I, Too by Langston Hughes
I, too, sing America.
I am the darker brother.
They send me to eat in the kitchen
When company comes,
But I laugh,
And eat well,
And grow strong.
Tomorrow,
I’ll be at the table
When company comes.
Nobody’ll dare
Say to me,
“Eat in the kitchen,”
Then.
Besides,
They’ll see how beautiful I am
And be ashamed—
I, too, am America.
This Black History Month, I pay homage to one of the most promising authors of the 20th century, Mr. Langston Hughes.
I came across “I, Too” three years ago on a downtown 6 train platform. Hughes’ words drew me; I missed at least four trains that day, re-reading the 18 lines over and over again until I could recite them from memory.

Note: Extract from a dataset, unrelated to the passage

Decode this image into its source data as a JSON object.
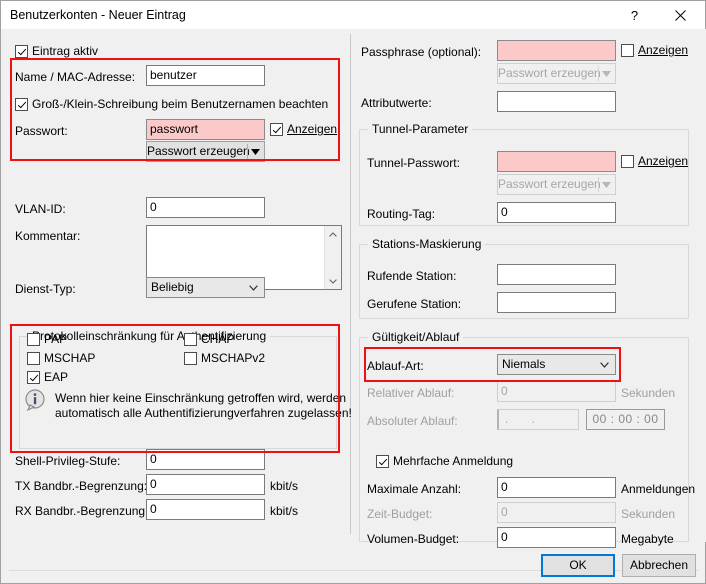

He, the “darker brother,” was isolated, eating behind the closed kitchen doors as the white company relished in what I imagine to be a glamorous dinner of dinner rolls and stuffed pig roast with an apple in the cheek. But the speaker is unbothered; in the kitchen, alone, separated, he laughs, he eats, he grows. He envisions the future — a “tomorrow” — when he is at the table when the white guests arrive. He is no longer closed in behind kitchen walls. He too is a guest, and the others with whom he dines will recognize his value. He, too is America and he too, sings America.
The darker brother sang America when isolated. He laughed even as a recluse. Not only did he eat, but he ate well with the promise of growing stronger than those fancy rich folks could fathom. We, the readers, pray for that tomorrow, the day when they pass him the dinner rolls and cut him a slice of the roast. From start to finish, he is beautiful. Unfortunately, they will recognize his beauty once he joins them. Then they will feel shame; he will feel pride.
I read this poem nearly one hundred years later with the hope that people today still sing America and are America.